Valka-Mir Foundation researches the psychosocial construction of these criminal societies internal language, which is often only published on their bodies as tatoos or grafitti within their secure domains. In the images in Figure 17, you can see that concepts such as Dios/God, Elegance, Hope, Fortitude, Honor, Fidelity, and Courage are splashed all over themselves and their environment, almost like a recruiting ad for the US Marines. But they are not state soldiers, they are the soldiers for the criminal societies that challenge the existance of the state as a vehicle for a specific, bounded, particular segment of Ecuadorian society. One that is “socially distinct,”

“socially visible,” as having “particularity” and that “constitutes a discrete class of persons…heirs [or slaves] in Ecuador….”

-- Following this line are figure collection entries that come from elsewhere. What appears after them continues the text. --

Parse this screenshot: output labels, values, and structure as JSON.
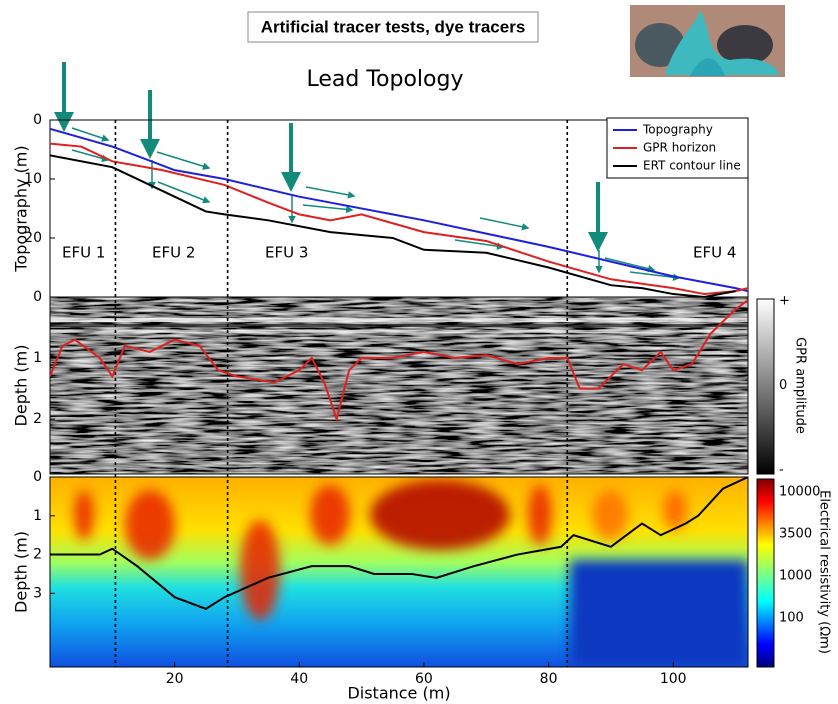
{
  "header": "Artificial tracer tests, dye tracers",
  "title": "Lead Topology",
  "chart_data": [
    {
      "type": "line",
      "ylabel": "Topography (m)",
      "xlim": [
        0,
        112
      ],
      "ylim": [
        0,
        30
      ],
      "yticks": [
        0,
        10,
        20
      ],
      "boundaries": [
        10.5,
        28.5,
        83
      ],
      "annotations": [
        "EFU 1",
        "EFU 2",
        "EFU 3",
        "EFU 4"
      ],
      "legend": "upper right",
      "series": [
        {
          "name": "Topography",
          "color": "#1f1fe0",
          "x": [
            0,
            10,
            20,
            28,
            40,
            60,
            80,
            90,
            100,
            110,
            112
          ],
          "values": [
            1.5,
            4.5,
            8.5,
            10,
            13,
            17,
            21.5,
            24,
            26.5,
            28.5,
            29
          ]
        },
        {
          "name": "GPR horizon",
          "color": "#e01f1f",
          "x": [
            0,
            5,
            10,
            18,
            22,
            28,
            35,
            40,
            45,
            50,
            60,
            70,
            80,
            90,
            100,
            105,
            110,
            112
          ],
          "values": [
            4,
            4.5,
            7,
            8.5,
            9.5,
            11,
            14,
            16,
            17,
            16,
            19,
            20.5,
            24,
            27,
            28.5,
            29.5,
            29,
            28.5
          ]
        },
        {
          "name": "ERT contour line",
          "color": "#000000",
          "x": [
            0,
            10,
            15,
            20,
            25,
            28,
            35,
            45,
            55,
            60,
            70,
            80,
            90,
            95,
            100,
            105,
            110
          ],
          "values": [
            6,
            8,
            10.5,
            13,
            15.5,
            16,
            17,
            19,
            20,
            22,
            22.5,
            25,
            28,
            28.5,
            29.5,
            30,
            29
          ]
        }
      ]
    },
    {
      "type": "line",
      "ylabel": "Depth (m)",
      "xlim": [
        0,
        112
      ],
      "ylim": [
        0,
        2.9
      ],
      "yticks": [
        0,
        1,
        2
      ],
      "colorbar": {
        "label": "GPR amplitude",
        "ticks": [
          "+",
          "0",
          "-"
        ]
      },
      "series": [
        {
          "color": "#e01f1f",
          "x": [
            0,
            2,
            4,
            8,
            10,
            12,
            16,
            20,
            24,
            27,
            30,
            36,
            40,
            42,
            44,
            46,
            48,
            50,
            55,
            60,
            65,
            70,
            75,
            80,
            83,
            85,
            88,
            92,
            95,
            98,
            100,
            103,
            106,
            110,
            112
          ],
          "values": [
            1.3,
            0.8,
            0.7,
            1.0,
            1.3,
            0.8,
            0.9,
            0.7,
            0.8,
            1.2,
            1.3,
            1.4,
            1.2,
            1.0,
            1.4,
            2.0,
            1.2,
            1.0,
            1.0,
            0.9,
            1.0,
            0.95,
            1.1,
            1.0,
            1.0,
            1.5,
            1.5,
            1.1,
            1.2,
            0.9,
            1.2,
            1.1,
            0.6,
            0.2,
            0.05
          ]
        }
      ]
    },
    {
      "type": "line",
      "xlabel": "Distance (m)",
      "ylabel": "Depth (m)",
      "xlim": [
        0,
        112
      ],
      "xticks": [
        20,
        40,
        60,
        80,
        100
      ],
      "ylim": [
        0,
        4.9
      ],
      "yticks": [
        0,
        1,
        2,
        3
      ],
      "colorbar": {
        "label": "Electrical resistivity (Ωm)",
        "ticks": [
          10000,
          3500,
          1000,
          100
        ]
      },
      "series": [
        {
          "color": "#000000",
          "x": [
            0,
            8,
            10,
            14,
            20,
            25,
            28,
            35,
            42,
            48,
            52,
            58,
            62,
            68,
            75,
            82,
            84,
            88,
            90,
            95,
            98,
            102,
            104,
            108,
            112
          ],
          "values": [
            2.0,
            2.0,
            1.85,
            2.3,
            3.1,
            3.4,
            3.1,
            2.6,
            2.3,
            2.3,
            2.5,
            2.5,
            2.6,
            2.3,
            2.0,
            1.8,
            1.5,
            1.7,
            1.8,
            1.2,
            1.5,
            1.2,
            1.0,
            0.3,
            0.0
          ]
        }
      ]
    }
  ]
}
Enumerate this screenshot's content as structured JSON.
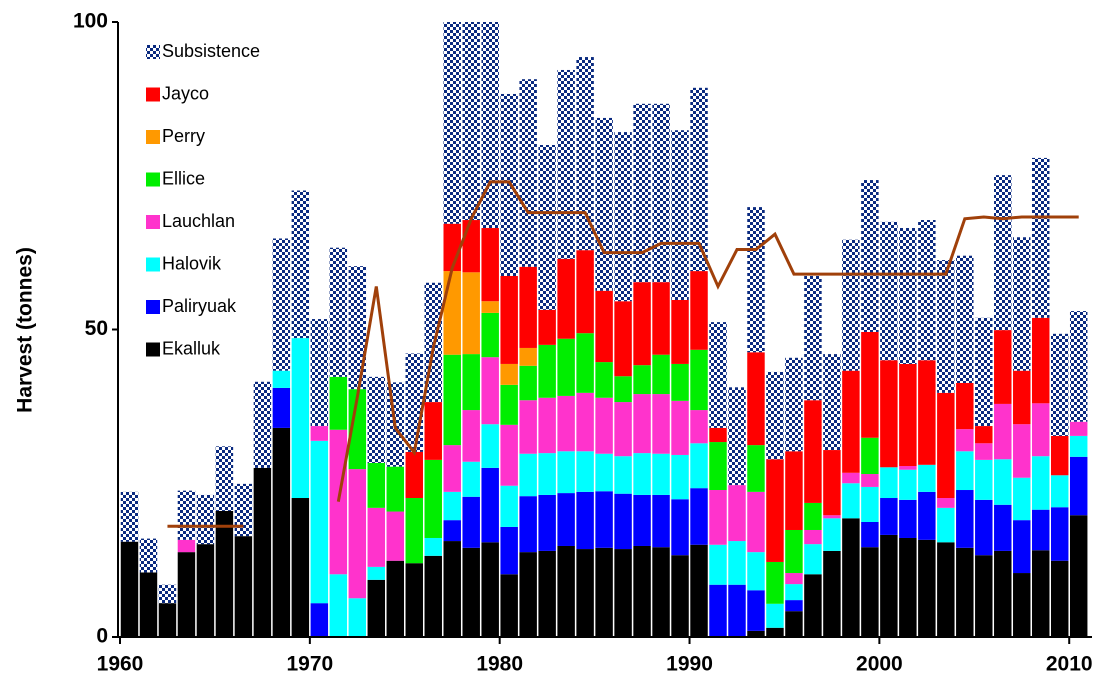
{
  "chart_data": {
    "type": "bar",
    "stacked": true,
    "y_label": "Harvest (tonnes)",
    "x": [
      1960,
      1961,
      1962,
      1963,
      1964,
      1965,
      1966,
      1967,
      1968,
      1969,
      1970,
      1971,
      1972,
      1973,
      1974,
      1975,
      1976,
      1977,
      1978,
      1979,
      1980,
      1981,
      1982,
      1983,
      1984,
      1985,
      1986,
      1987,
      1988,
      1989,
      1990,
      1991,
      1992,
      1993,
      1994,
      1995,
      1996,
      1997,
      1998,
      1999,
      2000,
      2001,
      2002,
      2003,
      2004,
      2005,
      2006,
      2007,
      2008,
      2009,
      2010
    ],
    "xlim": [
      1960,
      2011.2
    ],
    "xticks": [
      1960,
      1970,
      1980,
      1990,
      2000,
      2010
    ],
    "ylim": [
      0,
      100
    ],
    "yticks": [
      0,
      50,
      100
    ],
    "legend": "top-left",
    "series": [
      {
        "name": "Ekalluk",
        "color": "#000000",
        "values": [
          15.5,
          10.5,
          5.5,
          13.8,
          15.1,
          20.5,
          16.4,
          27.5,
          34,
          22.6,
          0,
          0,
          0,
          9.3,
          12.4,
          12,
          13.2,
          15.6,
          14.5,
          15.4,
          10.2,
          13.8,
          14,
          14.8,
          14.3,
          14.5,
          14.3,
          14.8,
          14.6,
          13.3,
          15,
          0,
          0,
          1,
          1.5,
          4.2,
          10.2,
          14,
          19.3,
          14.6,
          16.6,
          16.1,
          15.8,
          15.4,
          14.5,
          13.3,
          14,
          10.4,
          14.1,
          12.4,
          19.8
        ]
      },
      {
        "name": "Paliryuak",
        "color": "#0000ff",
        "values": [
          0,
          0,
          0,
          0,
          0,
          0,
          0,
          0,
          6.5,
          0,
          5.5,
          0,
          0,
          0,
          0,
          0,
          0,
          3.4,
          8.3,
          12.1,
          7.7,
          9.1,
          9.1,
          8.6,
          9.3,
          9.2,
          9,
          8.3,
          8.5,
          9.1,
          9.2,
          8.5,
          8.5,
          6.6,
          0,
          1.8,
          0,
          0,
          0,
          4.1,
          6,
          6.2,
          7.8,
          0,
          9.4,
          9,
          7.5,
          8.6,
          6.6,
          8.7,
          9.5
        ]
      },
      {
        "name": "Halovik",
        "color": "#00ffff",
        "values": [
          0,
          0,
          0,
          0,
          0,
          0,
          0,
          0,
          2.8,
          26,
          26.4,
          10.2,
          6.3,
          2.1,
          0,
          0,
          2.9,
          4.6,
          5.7,
          7.1,
          6.7,
          6.9,
          6.8,
          6.8,
          6.6,
          6.1,
          6.1,
          6.8,
          6.7,
          7.2,
          7.3,
          6.5,
          7.1,
          6.2,
          3.9,
          2.6,
          4.9,
          5.3,
          5.7,
          5.7,
          5,
          4.9,
          4.4,
          5.6,
          6.3,
          6.5,
          7.4,
          6.9,
          8.7,
          5.2,
          3.4
        ]
      },
      {
        "name": "Lauchlan",
        "color": "#ff33cc",
        "values": [
          0,
          0,
          0,
          2,
          0,
          0,
          0,
          0,
          0,
          0,
          2.4,
          23.5,
          21,
          9.6,
          8,
          0,
          0,
          7.6,
          8.4,
          10.9,
          9.9,
          8.7,
          9,
          9,
          9.5,
          9.1,
          8.8,
          9.6,
          9.7,
          8.8,
          5.4,
          8.9,
          9.1,
          9.8,
          0,
          1.8,
          2.3,
          0.5,
          1.7,
          2.1,
          0,
          0.6,
          0,
          1.6,
          3.6,
          2.7,
          9,
          8.7,
          8.6,
          0,
          2.3
        ]
      },
      {
        "name": "Ellice",
        "color": "#00ee00",
        "values": [
          0,
          0,
          0,
          0,
          0,
          0,
          0,
          0,
          0,
          0,
          0,
          8.6,
          13,
          7.3,
          7.3,
          10.6,
          12.7,
          14.7,
          9.1,
          7.2,
          6.5,
          5.6,
          8.6,
          9.3,
          9.7,
          5.8,
          4.2,
          4.7,
          6.4,
          6,
          9.8,
          7.8,
          0,
          7.6,
          6.8,
          7,
          4.4,
          0,
          0,
          5.9,
          0,
          0,
          0,
          0,
          0,
          0,
          0,
          0,
          0,
          0,
          0
        ]
      },
      {
        "name": "Perry",
        "color": "#ff9900",
        "values": [
          0,
          0,
          0,
          0,
          0,
          0,
          0,
          0,
          0,
          0,
          0,
          0,
          0,
          0,
          0,
          0,
          0,
          13.6,
          13.3,
          1.9,
          3.4,
          2.9,
          0,
          0,
          0,
          0,
          0,
          0,
          0,
          0,
          0,
          0,
          0,
          0,
          0,
          0,
          0,
          0,
          0,
          0,
          0,
          0,
          0,
          0,
          0,
          0,
          0,
          0,
          0,
          0,
          0
        ]
      },
      {
        "name": "Jayco",
        "color": "#ff0000",
        "values": [
          0,
          0,
          0,
          0,
          0,
          0,
          0,
          0,
          0,
          0,
          0,
          0,
          0,
          0,
          0,
          7.5,
          9.4,
          7.7,
          8.5,
          11.9,
          14.3,
          13.2,
          5.7,
          13,
          13.5,
          11.6,
          12.2,
          13.5,
          11.8,
          10.4,
          12.8,
          2.3,
          0,
          15.1,
          16.7,
          12.8,
          16.7,
          10.6,
          16.6,
          17.2,
          17.4,
          16.6,
          17,
          17.1,
          7.5,
          2.8,
          12,
          8.7,
          13.9,
          6.4,
          0
        ]
      },
      {
        "name": "Subsistence",
        "color": "#0a2a80",
        "pattern": "checker",
        "values": [
          8.1,
          5.5,
          3,
          8,
          8,
          10.5,
          8.5,
          14,
          21.5,
          24,
          17.4,
          21,
          20,
          14,
          13.7,
          16,
          19.4,
          32.8,
          32.2,
          33.5,
          29.6,
          30.5,
          26.8,
          30.7,
          31.4,
          28.1,
          27.5,
          29,
          29,
          27.6,
          29.8,
          17.2,
          15.9,
          23.6,
          14.2,
          15.2,
          20.2,
          15.6,
          21.3,
          24.7,
          22.5,
          22.1,
          22.8,
          21.6,
          20.7,
          17.6,
          25.2,
          21.7,
          26,
          16.6,
          18
        ]
      }
    ],
    "line": {
      "color": "#a0400a",
      "values": [
        null,
        null,
        18,
        18,
        18,
        18,
        18,
        null,
        null,
        null,
        null,
        22,
        39,
        57,
        34,
        30,
        47,
        60,
        68,
        74,
        74,
        69,
        69,
        69,
        69,
        62.5,
        62.5,
        62.5,
        64,
        64,
        64,
        57,
        63,
        63,
        65.5,
        59,
        59,
        59,
        59,
        59,
        59,
        59,
        59,
        59,
        68,
        68.3,
        68,
        68.3,
        68.3,
        68.3,
        68.3
      ]
    }
  }
}
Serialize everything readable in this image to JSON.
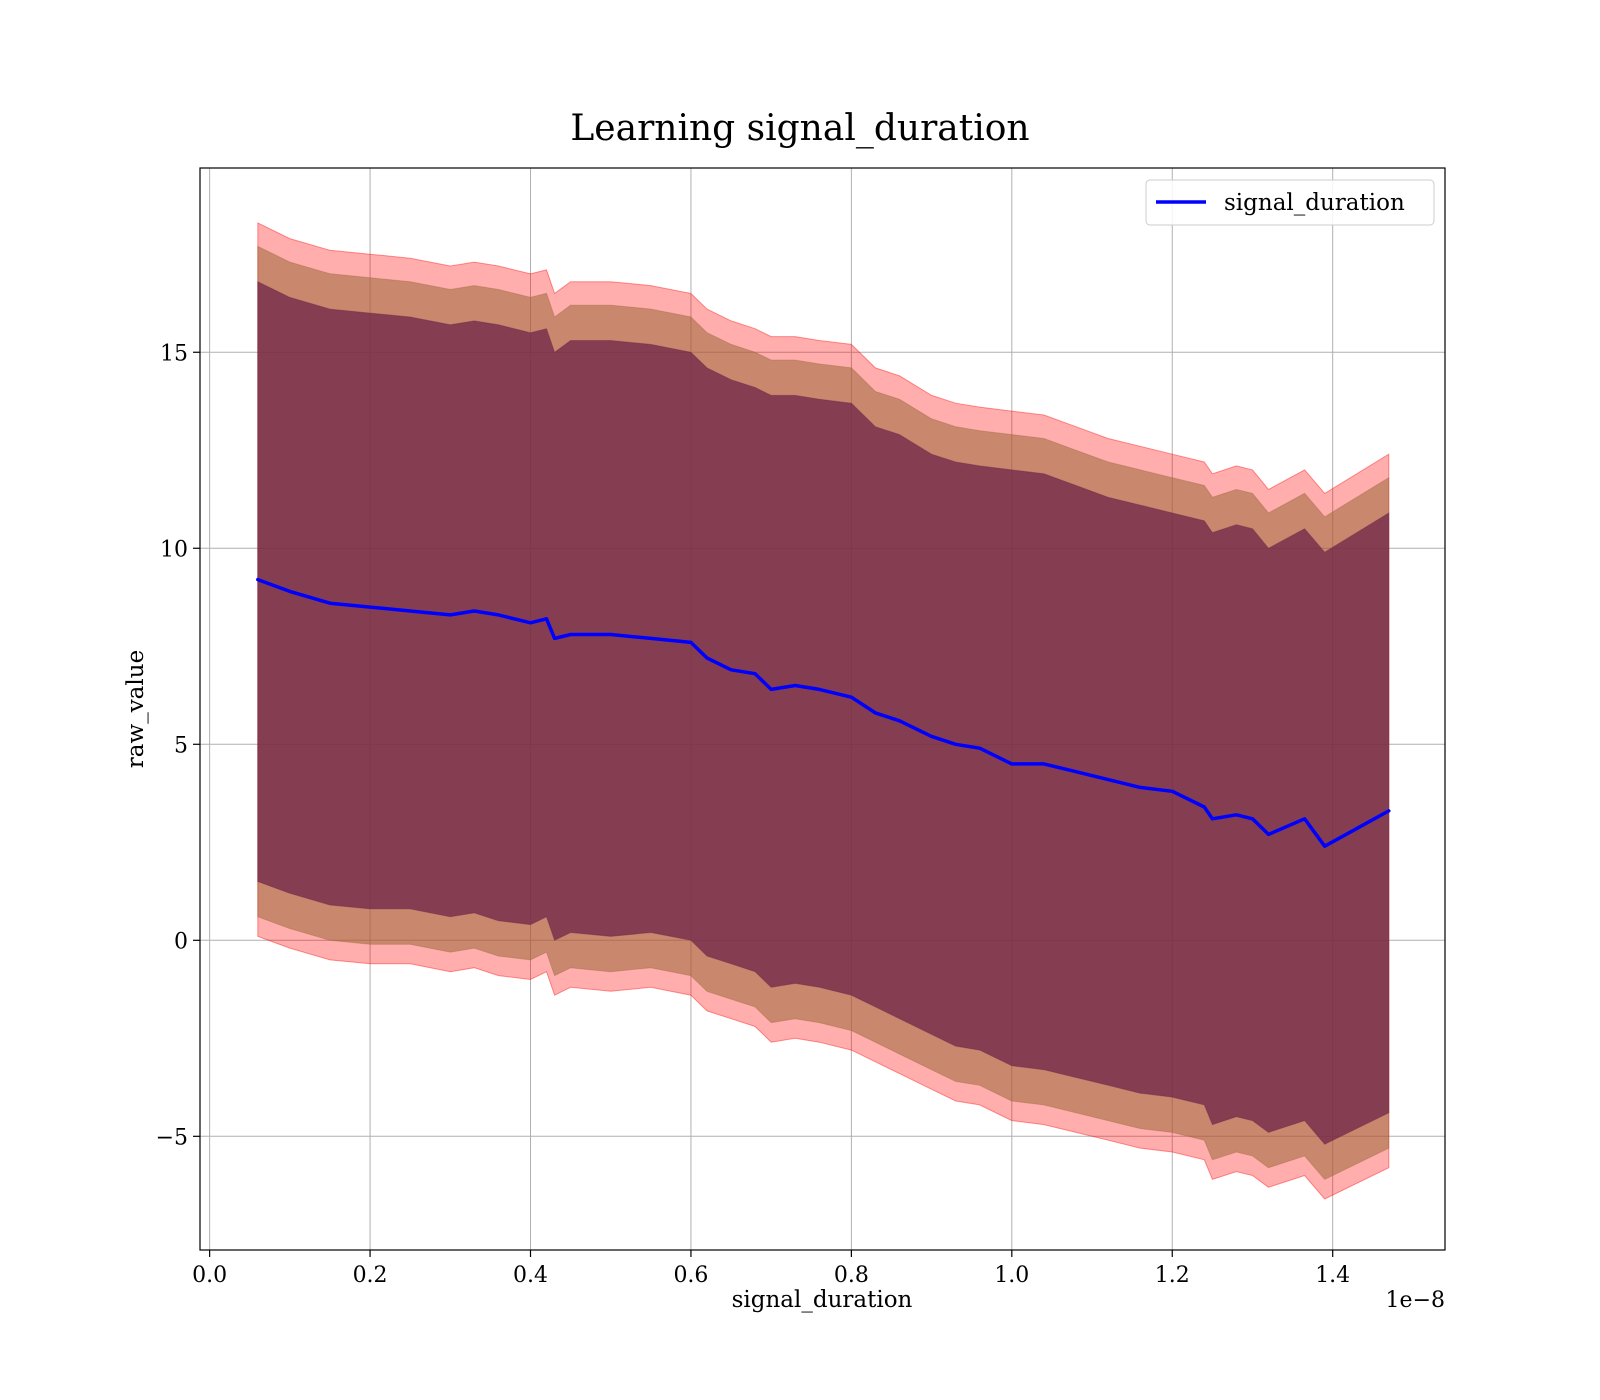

This concept is the essence of why Ecuador’s society will continue to devolve and spiral into ever increasing amounts of violence. The young men and women that the state finds available to protect its remaining vestiges of power and control, are more than counterbalanced by the criminal societies’ ability to break, recruit, weaponize, and employ even more members from the same barrios and the same families. Where the state is required to spend large amounts of resources to recruit, train, equip, and care for their soldiers, the criminal societies have a much easier task as their societies are widely decentralised and operate as replacements for families that have been destroyed or damaged by the ongoing conflict between the state and its criminal society challengers. The more the state acts/reacts with kinetic force and coercion, the greater the damage to the networks of families and societies and the greater the ease in recruiting already damaged young soldiers who have far less inclination to use direct violence than their government peers. Ultimately, however, the structural dynamics of Ecuadorian society have already accomplished the task of ensuring the state’s continuing need to continue this violent war against itself until either the elite who support the existing state flee into exile, or enough of the population segments caught between indigenous and elite, either flee into exile or are otherwise killed. Now, this population segment is doing both: dying and fleeing into exile in endless caravans headed northward.